Tension between the Northern and Southern states had been developing for some time over issues such as the amount of control the federal government should have over the states, industrialisation (the North was developing a manufacturing economy, the South was more agrarian), trade and above all, slavery. Slavery was basic to the Southern economy for the plantations relied heavily on slave labour. As it became a more controversial issue, southerners became increasingly alarmed by the campaigning of the abolitionists and the calls from the North to end slavery altogether. Slavery raised the whole question of the relationship between the federal government and the states, their being growing resentment in the South over Washington's willingness to ignore states' rights and what was widely perceived as its general lack of sympathy for the Southern way of life.
In the 1860 presidential election, the Lincoln-led Republicans had campaigned against the expansion of slavery beyond the states in which it already existed. On his election, seven Southern states withdrew from the United States, thereby provoking hostilities. The central government denounced the secession as illegal, making civil war inevitable. When a Confederate force attacked a US military installation in South Carolina, Lincoln called for a volunteer army from each state, leading to declarations of secession by four more slave states.
Four years of bloody, brutal hostilities ensued between the Northern forces led by Ulysses S. Grant and the southern troops of Jefferson Davis. The larger and better-equipped federal army was eventually victorious, Confederate resistance finally collapsing with Lee's surrender to General Ulysses Grant at Appomattox Court House in April 1865.

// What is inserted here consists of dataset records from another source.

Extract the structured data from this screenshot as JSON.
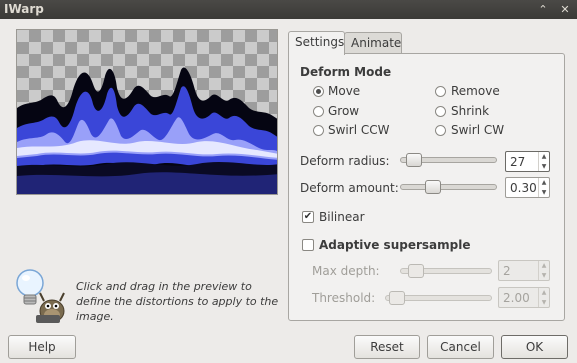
{
  "window": {
    "title": "IWarp",
    "buttons": {
      "scroll_label": "⌃",
      "close_label": "✕"
    }
  },
  "hint": {
    "text": "Click and drag in the preview to define the distortions to apply to the image."
  },
  "tabs": [
    {
      "label": "Settings",
      "active": true
    },
    {
      "label": "Animate",
      "active": false
    }
  ],
  "settings": {
    "deform_mode": {
      "heading": "Deform Mode",
      "options": [
        {
          "label": "Move",
          "selected": true
        },
        {
          "label": "Remove",
          "selected": false
        },
        {
          "label": "Grow",
          "selected": false
        },
        {
          "label": "Shrink",
          "selected": false
        },
        {
          "label": "Swirl CCW",
          "selected": false
        },
        {
          "label": "Swirl CW",
          "selected": false
        }
      ]
    },
    "deform_radius": {
      "label": "Deform radius:",
      "value": "27",
      "fraction": 0.06
    },
    "deform_amount": {
      "label": "Deform amount:",
      "value": "0.30",
      "fraction": 0.3
    },
    "bilinear": {
      "label": "Bilinear",
      "checked": true
    },
    "adaptive_supersample": {
      "label": "Adaptive supersample",
      "checked": false
    },
    "max_depth": {
      "label": "Max depth:",
      "value": "2",
      "fraction": 0.1
    },
    "threshold": {
      "label": "Threshold:",
      "value": "2.00",
      "fraction": 0.03
    }
  },
  "footer": {
    "help": "Help",
    "reset": "Reset",
    "cancel": "Cancel",
    "ok": "OK"
  },
  "colors": {
    "preview_glow": "#3a46d8",
    "preview_core": "#e6e8ff",
    "checker_dark": "#9d9d9d",
    "checker_light": "#cbcbcb"
  }
}
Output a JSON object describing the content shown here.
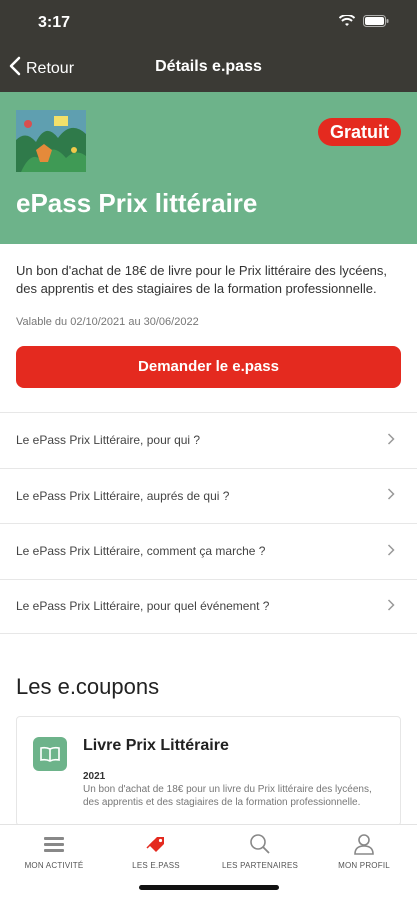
{
  "status_bar": {
    "time": "3:17"
  },
  "nav": {
    "back_label": "Retour",
    "title": "Détails e.pass"
  },
  "hero": {
    "badge": "Gratuit",
    "title": "ePass Prix littéraire"
  },
  "description": "Un bon d'achat de 18€ de livre pour le Prix littéraire des lycéens, des apprentis et des stagiaires de la formation professionnelle.",
  "validity": {
    "text": "Valable du 02/10/2021  au 30/06/2022"
  },
  "cta_label": "Demander le e.pass",
  "faq": [
    {
      "label": "Le ePass Prix Littéraire, pour qui ?"
    },
    {
      "label": "Le ePass Prix Littéraire, auprés de qui ?"
    },
    {
      "label": "Le ePass Prix Littéraire, comment ça marche ?"
    },
    {
      "label": "Le ePass Prix Littéraire, pour quel événement ?"
    }
  ],
  "coupons": {
    "section_title": "Les e.coupons",
    "items": [
      {
        "title": "Livre Prix Littéraire",
        "year": "2021",
        "description": "Un bon d'achat de 18€ pour un livre du Prix littéraire des lycéens, des apprentis et des stagiaires de la formation professionnelle."
      }
    ]
  },
  "tabs": [
    {
      "label": "MON ACTIVITÉ",
      "icon": "activity-icon"
    },
    {
      "label": "LES E.PASS",
      "icon": "ticket-icon",
      "active": true
    },
    {
      "label": "LES PARTENAIRES",
      "icon": "search-icon"
    },
    {
      "label": "MON PROFIL",
      "icon": "profile-icon"
    }
  ],
  "colors": {
    "accent_red": "#e42a1f",
    "header_green": "#6db38a",
    "topbar": "#3b3a35"
  }
}
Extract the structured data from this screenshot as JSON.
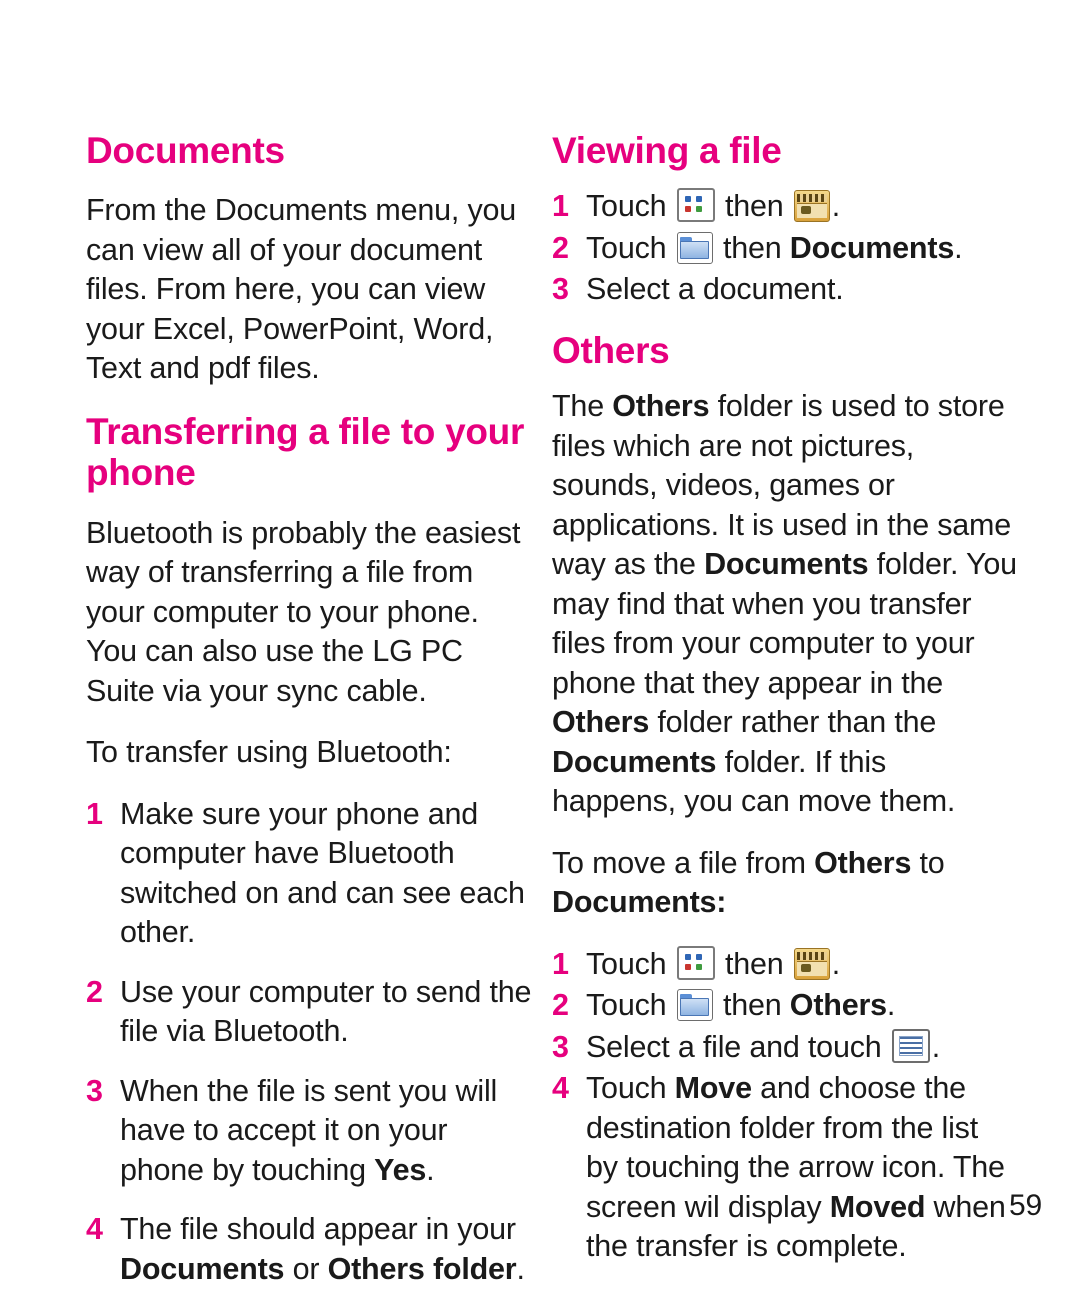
{
  "page": {
    "number": "59"
  },
  "left_column": {
    "heading_documents": "Documents",
    "para_documents": "From the Documents menu, you can view all of your document files. From here, you can view your Excel, PowerPoint, Word, Text and pdf files.",
    "heading_transferring": "Transferring a file to your phone",
    "para_bluetooth": "Bluetooth is probably the easiest way of transferring a file from your computer to your phone. You can also use the LG PC Suite via your sync cable.",
    "para_to_transfer": "To transfer using Bluetooth:",
    "steps": [
      {
        "num": "1",
        "text": "Make sure your phone and computer have Bluetooth switched on and can see each other."
      },
      {
        "num": "2",
        "text": "Use your computer to send the file via Bluetooth."
      },
      {
        "num": "3",
        "text_before": "When the file is sent you will have to accept it on your phone by touching ",
        "bold": "Yes",
        "text_after": "."
      },
      {
        "num": "4",
        "text_before": "The file should appear in your ",
        "bold1": "Documents",
        "mid": " or ",
        "bold2": "Others folder",
        "text_after": "."
      }
    ]
  },
  "right_column": {
    "heading_viewing": "Viewing a file",
    "viewing_steps": [
      {
        "num": "1",
        "prefix": "Touch",
        "icon1": "grid-apps-icon",
        "middle": "then",
        "icon2": "media-folder-icon",
        "suffix": "."
      },
      {
        "num": "2",
        "prefix": "Touch",
        "icon1": "folder-icon",
        "middle": "then ",
        "bold": "Documents",
        "suffix": "."
      },
      {
        "num": "3",
        "text": "Select a document."
      }
    ],
    "heading_others": "Others",
    "para_others_1_a": "The ",
    "para_others_1_b": "Others",
    "para_others_1_c": " folder is used to store files which are not pictures, sounds, videos, games or applications. It is used in the same way as the ",
    "para_others_1_d": "Documents",
    "para_others_1_e": " folder. You may find that when you transfer files from your computer to your phone that they appear in the ",
    "para_others_1_f": "Others",
    "para_others_1_g": " folder rather than the ",
    "para_others_1_h": "Documents",
    "para_others_1_i": " folder. If this happens, you can move them.",
    "para_move_a": "To move a file from ",
    "para_move_b": "Others",
    "para_move_c": " to ",
    "para_move_d": "Documents:",
    "move_steps": [
      {
        "num": "1",
        "prefix": "Touch",
        "icon1": "grid-apps-icon",
        "middle": "then",
        "icon2": "media-folder-icon",
        "suffix": "."
      },
      {
        "num": "2",
        "prefix": "Touch",
        "icon1": "folder-icon",
        "middle": "then ",
        "bold": "Others",
        "suffix": "."
      },
      {
        "num": "3",
        "prefix": "Select a file and touch",
        "icon1": "document-icon",
        "suffix": "."
      },
      {
        "num": "4",
        "text_before": "Touch ",
        "bold1": "Move",
        "mid": " and choose the destination folder from the list by touching the arrow icon. The screen wil display ",
        "bold2": "Moved",
        "text_after": " when the transfer is complete."
      }
    ]
  },
  "colors": {
    "accent": "#e6007e",
    "text": "#1a1a1a",
    "background": "#ffffff"
  }
}
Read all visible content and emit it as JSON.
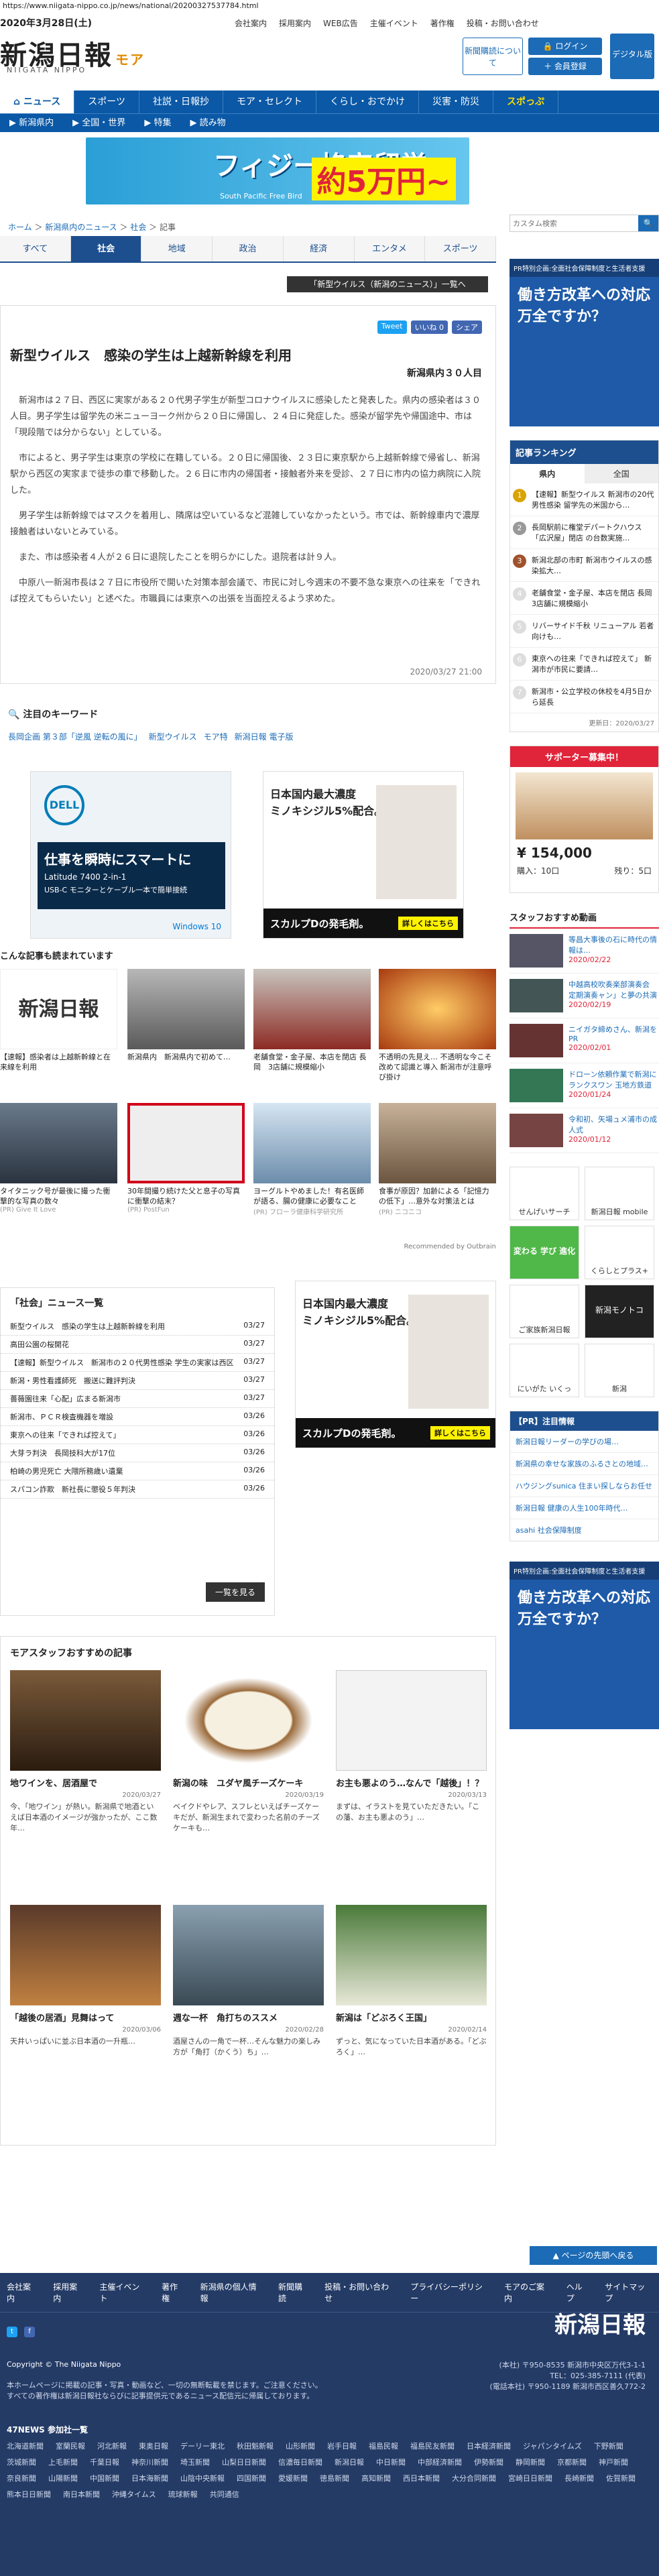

As a result of the Southern defeat, the Union was preserved. The cost of war had been enormous, how ever. More than six hundred thousand lives were lost, in addition to an undetermined number of civilian casualties, before the war ended. Slavery was abolished via the Proclamation of Emancipation (1862) and the Thirteenth Amendment (1865). The social, political, economic and racial issues of the war decisively shaped the era of reconstruction that followed and lingered into the twentieth century.